Saturday, May 28, 2005

World-Herald Stands Against Decency

by Kyle Michaelis
In a stunningly idiotic editorial Friday, the Omaha World-Herald had the audacity to suggest that the 14 Senators who came together earlier this week to avert the "Nuclear Option" that would have devastated the operation of the U.S. government were actually doing a disservice to their country. Why? Because, in the OWH's perverted conception of democracy - that of the lowest expectations imaginable - these Senators were actually obligated to be nothing more than party hacks and yes-men and had no right to stand in their own name for the common good. Read for yourself:
How does country benefit when 14 senators take control of party business?

Sen. Ben Nelson of Nebraska, one of the 14 U.S. senators whose agreement led to votes on three of President Bush's stalled judicial nominees, has written that he and his 13 cohorts put partisan politics aside for the good of the country....

Whether, indeed, the good of the country was served at all by the seven Republicans and seven Democrats is highly debatable. By denying their respective parties the votes to pursue announced positions, the 14 in effect seized control of a portion of the judicial-confirmation process, substituting their arbitrariness for the ordinary working of Senate procedures.
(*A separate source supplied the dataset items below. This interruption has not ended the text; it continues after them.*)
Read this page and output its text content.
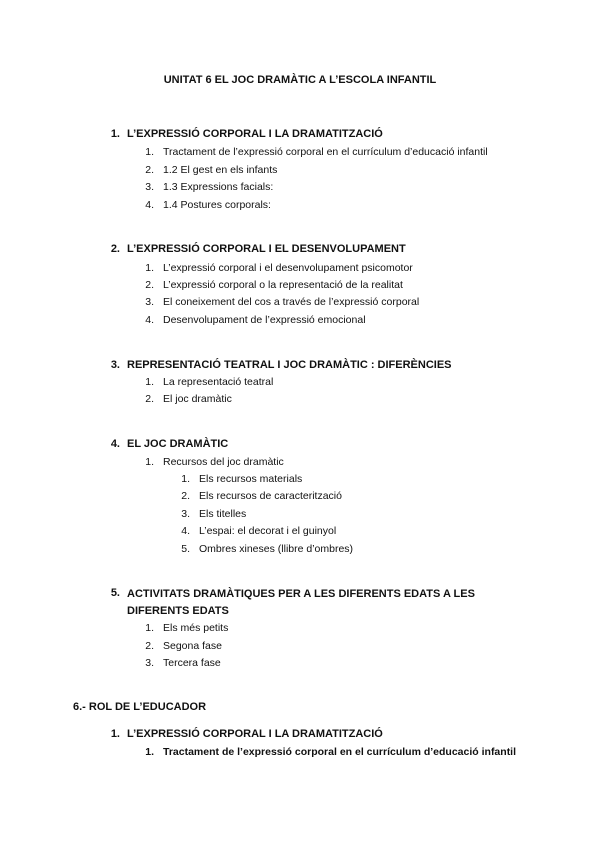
UNITAT 6 EL JOC DRAMÀTIC A L’ESCOLA INFANTIL
1. L’EXPRESSIÓ CORPORAL I LA DRAMATITZACIÓ
1. Tractament de l’expressió corporal en el currículum d’educació infantil
2. 1.2 El gest en els infants
3. 1.3 Expressions facials:
4. 1.4 Postures corporals:
2. L’EXPRESSIÓ CORPORAL I EL DESENVOLUPAMENT
1. L’expressió corporal i el desenvolupament psicomotor
2. L’expressió corporal o la representació de la realitat
3. El coneixement del cos a través de l’expressió corporal
4. Desenvolupament de l’expressió emocional
3. REPRESENTACIÓ TEATRAL I JOC DRAMÀTIC : DIFERÈNCIES
1. La representació teatral
2. El joc dramàtic
4. EL JOC DRAMÀTIC
1. Recursos del joc dramàtic
1. Els recursos materials
2. Els recursos de caracterització
3. Els titelles
4. L’espai: el decorat i el guinyol
5. Ombres xineses (llibre d’ombres)
5. ACTIVITATS DRAMÀTIQUES PER A LES DIFERENTS EDATS A LES DIFERENTS EDATS
1. Els més petits
2. Segona fase
3. Tercera fase
6.- ROL DE L’EDUCADOR
1. L’EXPRESSIÓ CORPORAL I LA DRAMATITZACIÓ
1. Tractament de l’expressió corporal en el currículum d’educació infantil
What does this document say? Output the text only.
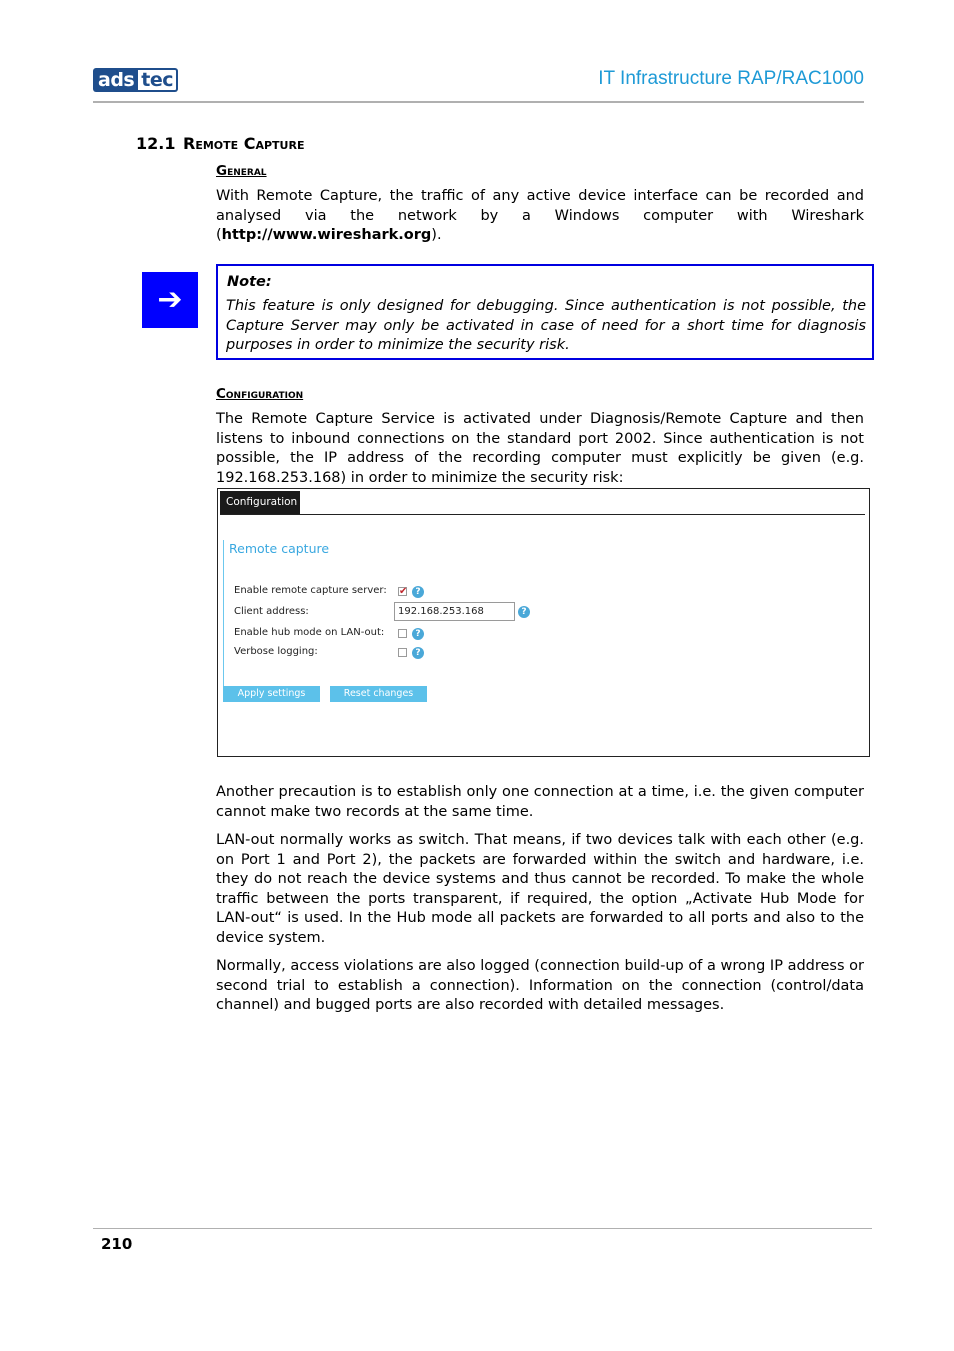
ads tec	IT Infrastructure RAP/RAC1000
12.1 Remote Capture
General
With Remote Capture, the traffic of any active device interface can be recorded and analysed via the network by a Windows computer with Wireshark (http://www.wireshark.org).
➔	Note:
This feature is only designed for debugging. Since authentication is not possible, the Capture Server may only be activated in case of need for a short time for diagnosis purposes in order to minimize the security risk.
Configuration
The Remote Capture Service is activated under Diagnosis/Remote Capture and then listens to inbound connections on the standard port 2002. Since authentication is not possible, the IP address of the recording computer must explicitly be given (e.g. 192.168.253.168) in order to minimize the security risk:
Configuration
Remote capture
Enable remote capture server: ✔ ?
Client address:	192.168.253.168	?
Enable hub mode on LAN-out:	?
Verbose logging:	?
Apply settings	Reset changes
Another precaution is to establish only one connection at a time, i.e. the given computer cannot make two records at the same time.
LAN-out normally works as switch. That means, if two devices talk with each other (e.g. on Port 1 and Port 2), the packets are forwarded within the switch and hardware, i.e. they do not reach the device systems and thus cannot be recorded. To make the whole traffic between the ports transparent, if required, the option „Activate Hub Mode for LAN-out“ is used. In the Hub mode all packets are forwarded to all ports and also to the device system.
Normally, access violations are also logged (connection build-up of a wrong IP address or second trial to establish a connection). Information on the connection (control/data channel) and bugged ports are also recorded with detailed messages.
210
What evil did they prevent? How was this action for the greater good of the country?

Certainly the confirmation or nonconfirmation of a few circuit court judges has no significant bearing on the condition of the country. These are petty political fights best handled via the political process.

Yes, a possible showdown was averted on the Republican plan to eliminate the filibuster as a potential weapon in judicial confrontations. But how is averting (or, perhaps more accurately, delaying) a showdown good for the country? It's a legitimate question; it deserved a legitimate hearing.
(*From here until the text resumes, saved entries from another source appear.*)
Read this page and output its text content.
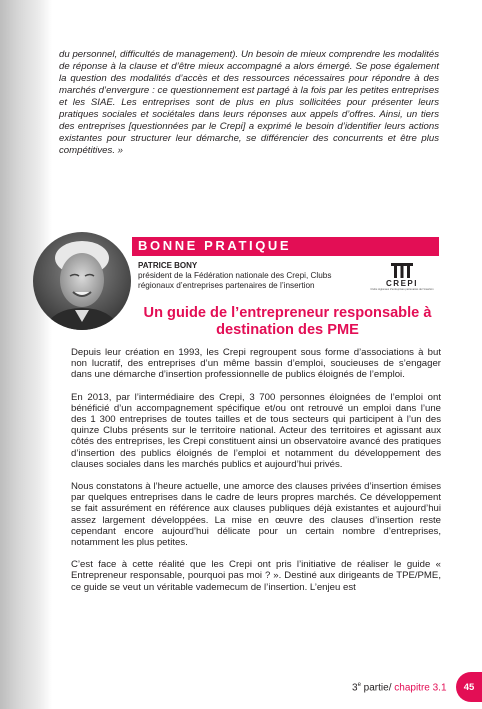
du personnel, difficultés de management). Un besoin de mieux comprendre les modalités de réponse à la clause et d’être mieux accompagné a alors émergé. Se pose également la question des modalités d’accès et des ressources nécessaires pour répondre à des marchés d’envergure : ce questionnement est partagé à la fois par les petites entreprises et les SIAE. Les entreprises sont de plus en plus sollicitées pour présenter leurs pratiques sociales et sociétales dans leurs réponses aux appels d’offres. Ainsi, un tiers des entreprises [questionnées par le Crepi] a exprimé le besoin d’identifier leurs actions existantes pour structurer leur démarche, se différencier des concurrents et être plus compétitives. »

BONNE PRATIQUE
PATRICE BONY
président de la Fédération nationale des Crepi, Clubs régionaux d’entreprises partenaires de l’insertion	CREPI
Clubs régionaux d'entreprises partenaires de l'insertion
Un guide de l’entrepreneur responsable à destination des PME

Depuis leur création en 1993, les Crepi regroupent sous forme d’associations à but non lucratif, des entreprises d’un même bassin d’emploi, soucieuses de s’engager dans une démarche d’insertion professionnelle de publics éloignés de l’emploi.

En 2013, par l’intermédiaire des Crepi, 3 700 personnes éloignées de l’emploi ont bénéficié d’un accompagnement spécifique et/ou ont retrouvé un emploi dans l’une des 1 300 entreprises de toutes tailles et de tous secteurs qui participent à l’un des quinze Clubs présents sur le territoire national. Acteur des territoires et agissant aux côtés des entreprises, les Crepi constituent ainsi un observatoire avancé des pratiques d’insertion des publics éloignés de l’emploi et notamment du développement des clauses sociales dans les marchés publics et aujourd’hui privés.

Nous constatons à l’heure actuelle, une amorce des clauses privées d’insertion émises par quelques entreprises dans le cadre de leurs propres marchés. Ce développement se fait assurément en référence aux clauses publiques déjà existantes et aujourd’hui assez largement développées. La mise en œuvre des clauses d’insertion reste cependant encore aujourd’hui délicate pour un certain nombre d’entreprises, notamment les plus petites.

C’est face à cette réalité que les Crepi ont pris l’initiative de réaliser le guide « Entrepreneur responsable, pourquoi pas moi ? ». Destiné aux dirigeants de TPE/PME, ce guide se veut un véritable vademecum de l’insertion. L’enjeu est

3e partie/ chapitre 3.1	45
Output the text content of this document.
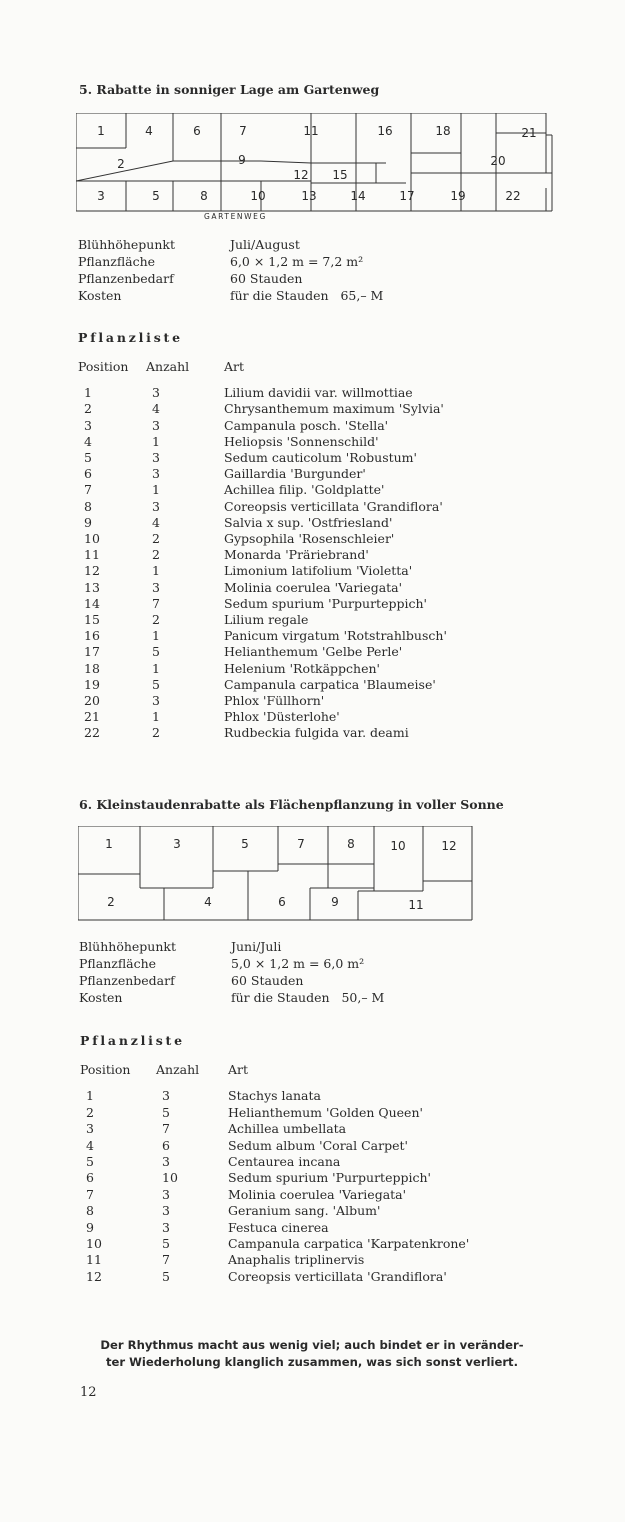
5. Rabatte in sonniger Lage am Gartenweg
1	4	6	7	11	16	18	21
2	9	20
12 15
3	5	8	10	13	14	17	19	22
GARTENWEG
Blühhöhepunkt	Juli/August
Pflanzfläche	6,0 ⨯ 1,2 m = 7,2 m²
Pflanzenbedarf	60 Stauden
Kosten	für die Stauden   65,– M
Pflanzliste
Position	Anzahl	Art
1	3	Lilium davidii var. willmottiae
2	4	Chrysanthemum maximum 'Sylvia'
3	3	Campanula posch. 'Stella'
4	1	Heliopsis 'Sonnenschild'
5	3	Sedum cauticolum 'Robustum'
6	3	Gaillardia 'Burgunder'
7	1	Achillea filip. 'Goldplatte'
8	3	Coreopsis verticillata 'Grandiflora'
9	4	Salvia x sup. 'Ostfriesland'
10	2	Gypsophila 'Rosenschleier'
11	2	Monarda 'Präriebrand'
12	1	Limonium latifolium 'Violetta'
13	3	Molinia coerulea 'Variegata'
14	7	Sedum spurium 'Purpurteppich'
15	2	Lilium regale
16	1	Panicum virgatum 'Rotstrahlbusch'
17	5	Helianthemum 'Gelbe Perle'
18	1	Helenium 'Rotkäppchen'
19	5	Campanula carpatica 'Blaumeise'
20	3	Phlox 'Füllhorn'
21	1	Phlox 'Düsterlohe'
22	2	Rudbeckia fulgida var. deami
6. Kleinstaudenrabatte als Flächenpflanzung in voller Sonne
1	3	5	7	8	10	12
2	4	6	9	11
Blühhöhepunkt	Juni/Juli
Pflanzfläche	5,0 ⨯ 1,2 m = 6,0 m²
Pflanzenbedarf	60 Stauden
Kosten	für die Stauden   50,– M
Pflanzliste
Position	Anzahl	Art
1	3	Stachys lanata
2	5	Helianthemum 'Golden Queen'
3	7	Achillea umbellata
4	6	Sedum album 'Coral Carpet'
5	3	Centaurea incana
6	10	Sedum spurium 'Purpurteppich'
7	3	Molinia coerulea 'Variegata'
8	3	Geranium sang. 'Album'
9	3	Festuca cinerea
10	5	Campanula carpatica 'Karpatenkrone'
11	7	Anaphalis triplinervis
12	5	Coreopsis verticillata 'Grandiflora'
Der Rhythmus macht aus wenig viel; auch bindet er in veränder-
ter Wiederholung klanglich zusammen, was sich sonst verliert.
12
The Republicans hold 55 of the 100 Senate seats, leaving the Democrats enough votes to block the majority with a filibuster. So why not play it out?

Let the Republicans seek their filibuster change and reap whatever public acclaim or criticism might result. Let the Democrats follow through on their petulant threat to stall the Senate's machinery in retaliation. See how well that plays in the court of public opinion.

That's the way democracy works. Take the responsibility and bear the consequences.

The interference of the 14 senators freed the party leadership of accountability, at least for the moment. It didn't in any way ameliorate the poisonous partisanship; it merely created a new kind of minority rule, making the Senate look something like the Italian parliament with its multiplicity of factions....

A recent editorial expressed the hope that Nebraska's two moderate senators, Nelson of the Democrats and Chuck Hagel of the Republicans, could be instrumental in bringing about a reasonable way of avoiding the confrontation.

Maybe it was overly optimistic to think that a reasonable solution existed. Now that we have seen what passes for one, the good of the country seems easier to discern: Let this new creature get out of the way and let the political process take its course, with all the public accountability that implies.
For starters, when did the health and functioning of our democracy become nothing more than party business? How cynical and contemptible. In fact, what a pathetic exercise this entire editorial is for justifying the paper's unhappiness with an end result. That they suddenly romanticize partisan warfare in this fashion, subverting the common good in the name of letting easily manipulated public opinion have its say, is simply absurd.

In this editorial, the World-Herald is literally claiming that a game of chicken is more democratic than compromise. Huh? No wonder Nebraska is so starved for progress and leadership when it's largest newspaper is this extreme and blinded by its own self-serving agenda. How they would love a Senate of black and white hats that they could alternately glorify and demonize while calling on both to act more civil. How hollow this pleading must be when so obvious a victory for America's prevailing moderate majority is attacked for daring to tamper with the "us vs. them" politics they've been shoving down the peoples' throats for decades.